Thank you so much for sharing your journey so far, it really helps hearing other people's experiences. That's interesting about clinical trials and something that we should probably be asking about. Thank you for your advice to ask for a second opinion, we will do that. I will look in to the best place to go for one. I'm glad that you're being looked after by Christie's and am wishing you many more well and happy years ahead.
hi, I’m in the uk. Like your husband I was quite young when diagnosed. That was 17 years ago.
Until you need treatment you may not get those tests but you can ask. Where are you in the country as there are specialists you probably want to connect with ideally. There are so many good drugs available these days so although it’s easy to say don’t worry, you can expect to have decades together all being well.
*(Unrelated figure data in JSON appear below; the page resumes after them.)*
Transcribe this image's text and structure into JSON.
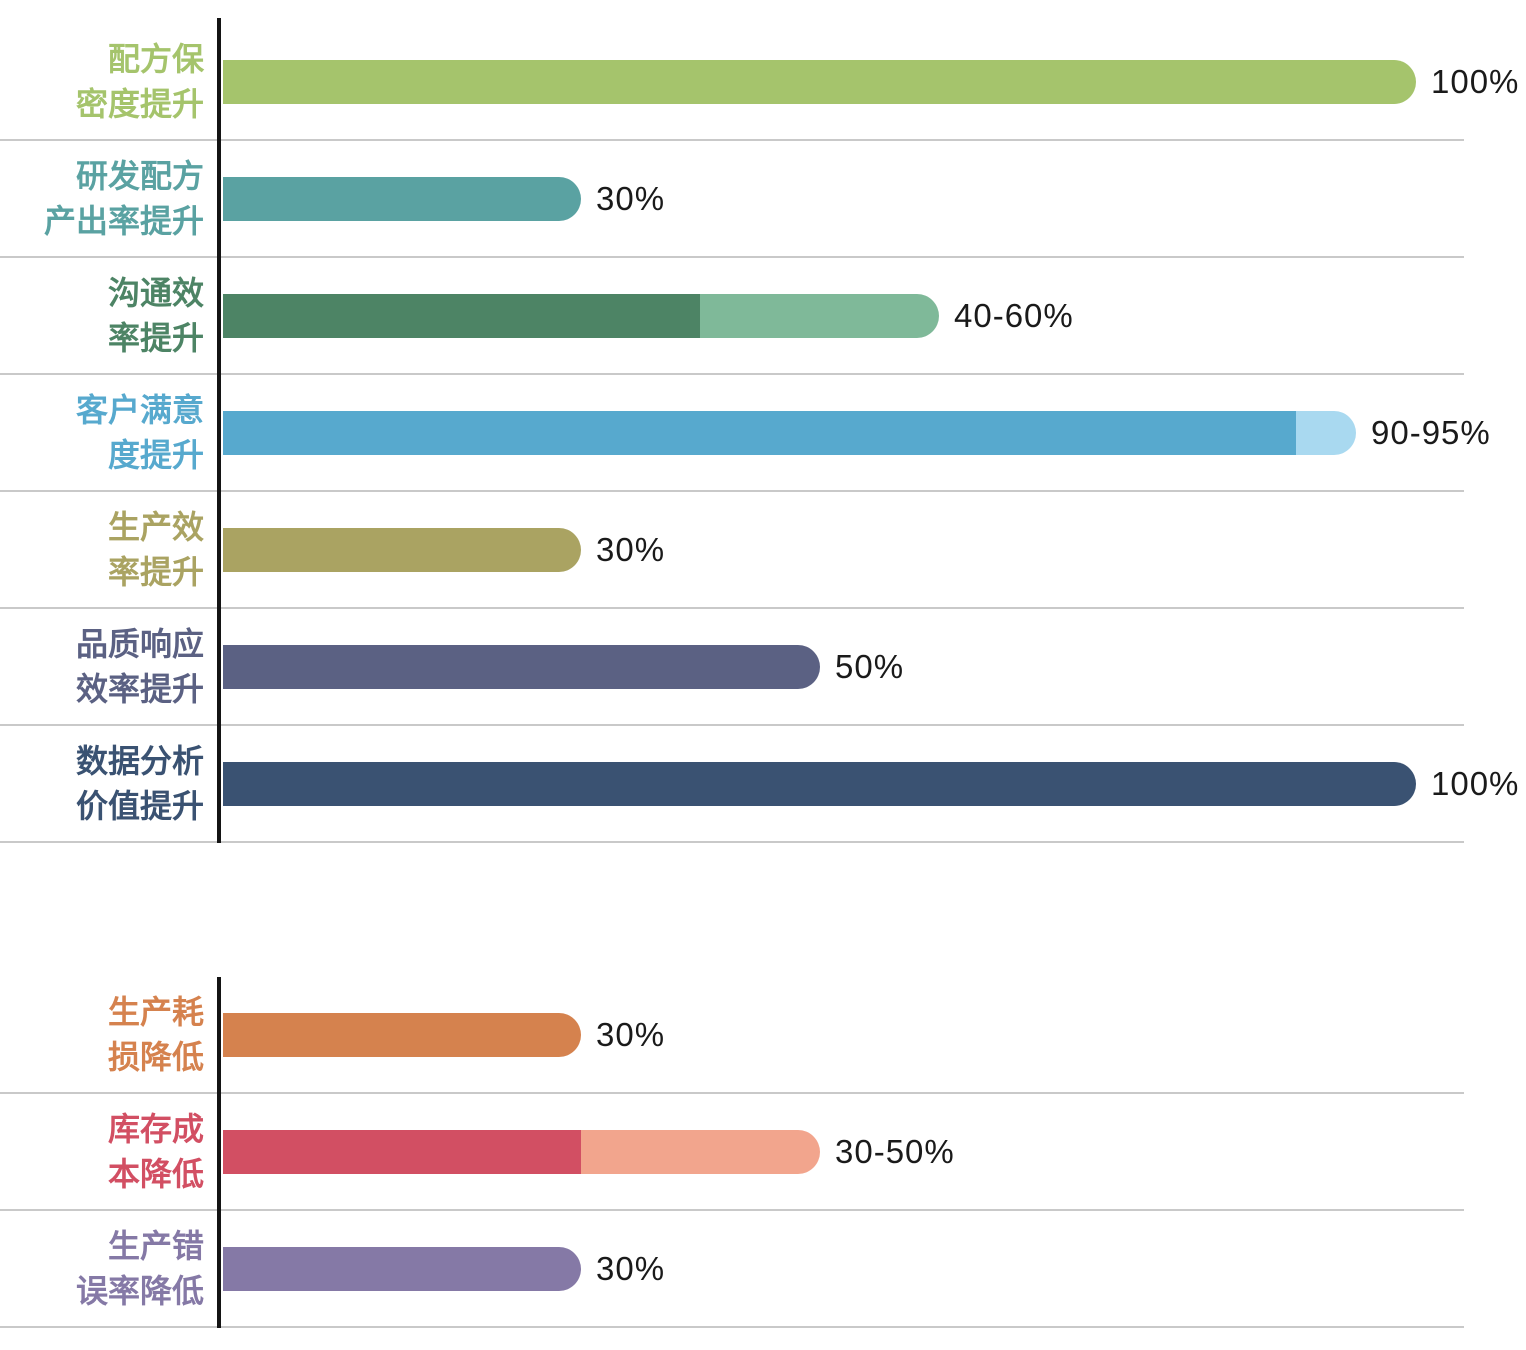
{
  "chart_data": {
    "type": "bar",
    "orientation": "horizontal",
    "title": "",
    "value_axis": {
      "min": 0,
      "max": 100,
      "unit": "%"
    },
    "axis_color": "#141414",
    "separator_color": "#c9c9c9",
    "value_label_color": "#1a1a1a",
    "legend": "none",
    "grid": "row-separators-only",
    "groups": [
      {
        "bars": [
          {
            "label": "配方保\n密度提升",
            "value_label": "100%",
            "low": 100,
            "high": 100,
            "color": "#a5c46c",
            "color_light": ""
          },
          {
            "label": "研发配方\n产出率提升",
            "value_label": "30%",
            "low": 30,
            "high": 30,
            "color": "#5aa2a2",
            "color_light": ""
          },
          {
            "label": "沟通效\n率提升",
            "value_label": "40-60%",
            "low": 40,
            "high": 60,
            "color": "#4d8465",
            "color_light": "#7fb999"
          },
          {
            "label": "客户满意\n度提升",
            "value_label": "90-95%",
            "low": 90,
            "high": 95,
            "color": "#57a9ce",
            "color_light": "#a9d9f0"
          },
          {
            "label": "生产效\n率提升",
            "value_label": "30%",
            "low": 30,
            "high": 30,
            "color": "#aaa362",
            "color_light": ""
          },
          {
            "label": "品质响应\n效率提升",
            "value_label": "50%",
            "low": 50,
            "high": 50,
            "color": "#5b6183",
            "color_light": ""
          },
          {
            "label": "数据分析\n价值提升",
            "value_label": "100%",
            "low": 100,
            "high": 100,
            "color": "#3a5272",
            "color_light": ""
          }
        ]
      },
      {
        "bars": [
          {
            "label": "生产耗\n损降低",
            "value_label": "30%",
            "low": 30,
            "high": 30,
            "color": "#d5824e",
            "color_light": ""
          },
          {
            "label": "库存成\n本降低",
            "value_label": "30-50%",
            "low": 30,
            "high": 50,
            "color": "#d24f63",
            "color_light": "#f2a58d"
          },
          {
            "label": "生产错\n误率降低",
            "value_label": "30%",
            "low": 30,
            "high": 30,
            "color": "#8579a6",
            "color_light": ""
          }
        ]
      }
    ]
  }
}
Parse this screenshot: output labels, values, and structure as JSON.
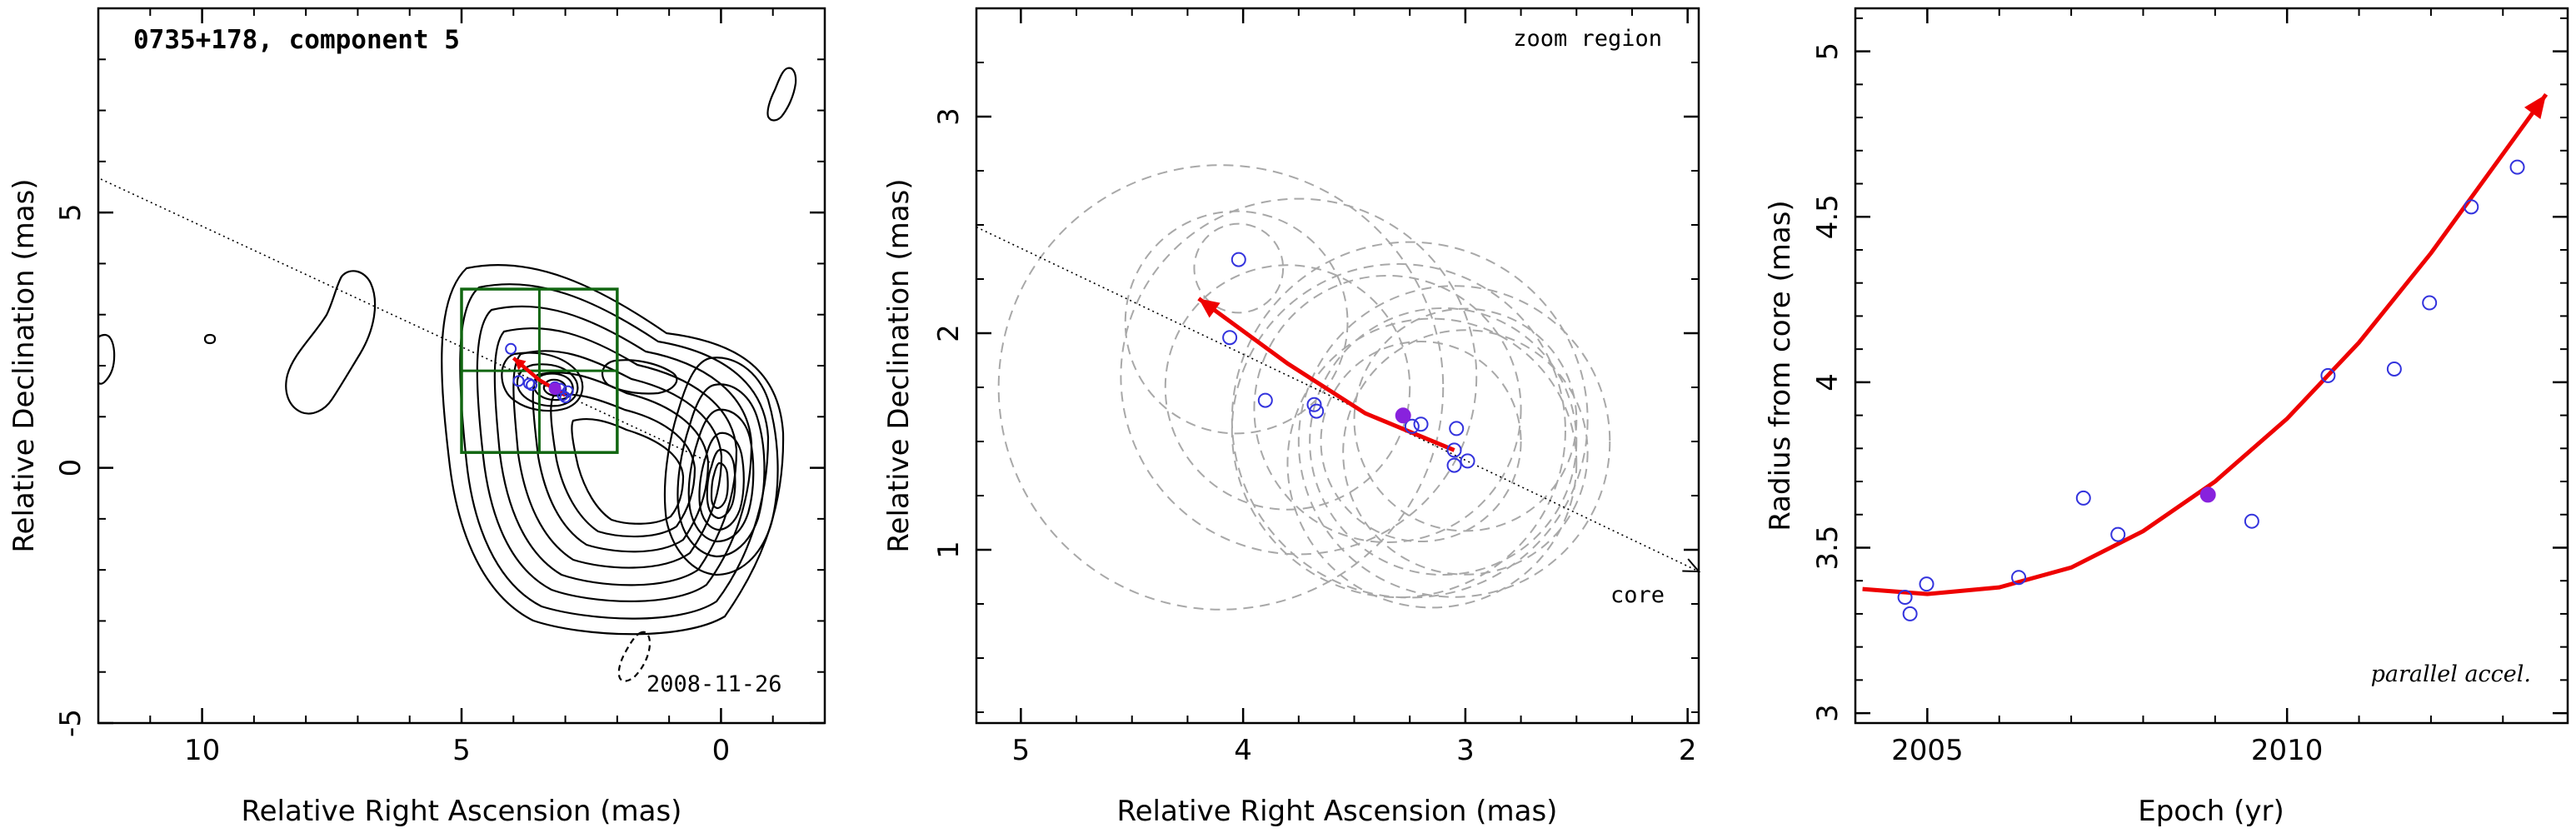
{
  "colors": {
    "trajectory": "#ee0000",
    "epoch_marker": "#3333dd",
    "reference_epoch": "#8822dd",
    "contours": "#000000",
    "zoom_box": "#116611",
    "beam_circles": "#a8a8a8"
  },
  "chart_data": [
    {
      "panel": "left",
      "type": "scatter",
      "title": "0735+178, component 5",
      "xlabel": "Relative Right Ascension (mas)",
      "ylabel": "Relative Declination (mas)",
      "xlim": [
        12.0,
        -2.0
      ],
      "ylim": [
        -5.0,
        9.0
      ],
      "xticks": [
        10,
        5,
        0
      ],
      "yticks": [
        -5,
        0,
        5
      ],
      "epoch_label": "2008-11-26",
      "direction_line": [
        [
          13.0,
          6.15
        ],
        [
          0.2,
          0.1
        ]
      ],
      "zoom_box": {
        "x": [
          5.0,
          2.0
        ],
        "y": [
          0.3,
          3.5
        ]
      },
      "core": [
        0.0,
        0.0
      ],
      "trajectory": [
        [
          3.0,
          1.42
        ],
        [
          3.5,
          1.72
        ],
        [
          4.0,
          2.15
        ]
      ],
      "points": [
        [
          4.05,
          2.33
        ],
        [
          3.9,
          1.7
        ],
        [
          3.7,
          1.65
        ],
        [
          3.65,
          1.62
        ],
        [
          3.2,
          1.58
        ],
        [
          3.05,
          1.42
        ],
        [
          3.0,
          1.38
        ],
        [
          2.95,
          1.5
        ],
        [
          3.1,
          1.55
        ]
      ],
      "reference_point": [
        3.2,
        1.55
      ]
    },
    {
      "panel": "middle",
      "type": "scatter",
      "title": "zoom region",
      "xlabel": "Relative Right Ascension (mas)",
      "ylabel": "Relative Declination (mas)",
      "xlim": [
        5.2,
        1.95
      ],
      "ylim": [
        0.2,
        3.5
      ],
      "xticks": [
        5,
        4,
        3,
        2
      ],
      "yticks": [
        1,
        2,
        3
      ],
      "direction_label": "core",
      "direction_line": [
        [
          5.2,
          2.49
        ],
        [
          1.95,
          0.9
        ]
      ],
      "trajectory": [
        [
          3.05,
          1.46
        ],
        [
          3.45,
          1.63
        ],
        [
          3.8,
          1.86
        ],
        [
          4.2,
          2.16
        ]
      ],
      "points": [
        [
          4.06,
          1.98
        ],
        [
          4.02,
          2.34
        ],
        [
          3.9,
          1.69
        ],
        [
          3.68,
          1.67
        ],
        [
          3.67,
          1.64
        ],
        [
          3.2,
          1.58
        ],
        [
          3.24,
          1.57
        ],
        [
          3.04,
          1.56
        ],
        [
          3.05,
          1.46
        ],
        [
          3.05,
          1.39
        ],
        [
          2.99,
          1.41
        ]
      ],
      "reference_point": [
        3.28,
        1.62
      ],
      "beam_circles": [
        [
          4.02,
          2.3,
          0.2
        ],
        [
          4.03,
          2.05,
          0.5
        ],
        [
          3.8,
          1.75,
          0.55
        ],
        [
          3.75,
          1.8,
          0.8
        ],
        [
          4.1,
          1.75,
          1.0
        ],
        [
          3.35,
          1.65,
          0.6
        ],
        [
          3.3,
          1.55,
          0.75
        ],
        [
          3.25,
          1.6,
          0.8
        ],
        [
          3.1,
          1.5,
          0.6
        ],
        [
          3.05,
          1.5,
          0.7
        ],
        [
          3.0,
          1.45,
          0.55
        ],
        [
          3.15,
          1.4,
          0.65
        ],
        [
          3.0,
          1.6,
          0.5
        ],
        [
          3.2,
          1.5,
          0.45
        ]
      ]
    },
    {
      "panel": "right",
      "type": "scatter",
      "xlabel": "Epoch (yr)",
      "ylabel": "Radius from core (mas)",
      "xlim": [
        2004.0,
        2013.9
      ],
      "ylim": [
        2.97,
        5.13
      ],
      "xticks": [
        2005,
        2010
      ],
      "yticks": [
        3,
        3.5,
        4,
        4.5,
        5
      ],
      "annotation": "parallel accel.",
      "x": [
        2004.69,
        2004.76,
        2004.99,
        2006.27,
        2007.17,
        2007.65,
        2009.51,
        2010.57,
        2011.49,
        2011.98,
        2012.56,
        2013.2
      ],
      "y": [
        3.35,
        3.3,
        3.39,
        3.41,
        3.65,
        3.54,
        3.58,
        4.02,
        4.04,
        4.24,
        4.53,
        4.65
      ],
      "reference_point": [
        2008.9,
        3.66
      ],
      "fit_curve": [
        [
          2004.1,
          3.375
        ],
        [
          2005.0,
          3.36
        ],
        [
          2006.0,
          3.38
        ],
        [
          2007.0,
          3.44
        ],
        [
          2008.0,
          3.55
        ],
        [
          2009.0,
          3.7
        ],
        [
          2010.0,
          3.89
        ],
        [
          2011.0,
          4.12
        ],
        [
          2012.0,
          4.39
        ],
        [
          2013.0,
          4.69
        ],
        [
          2013.6,
          4.87
        ]
      ]
    }
  ]
}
Thanks you so much for sharing your experience and I'm really hoping that you're right and your confidence and response is really reassuring. Hoping that you also keep well.
You’re welcome. You can see all the treatments I’ve had in my bio. Your husband won’t get FCR as the new drugs are so much better with even newer ones being developed as I write! Take heart and use this diagnosis, one you cannot change, as a blessing that enriched your lives together.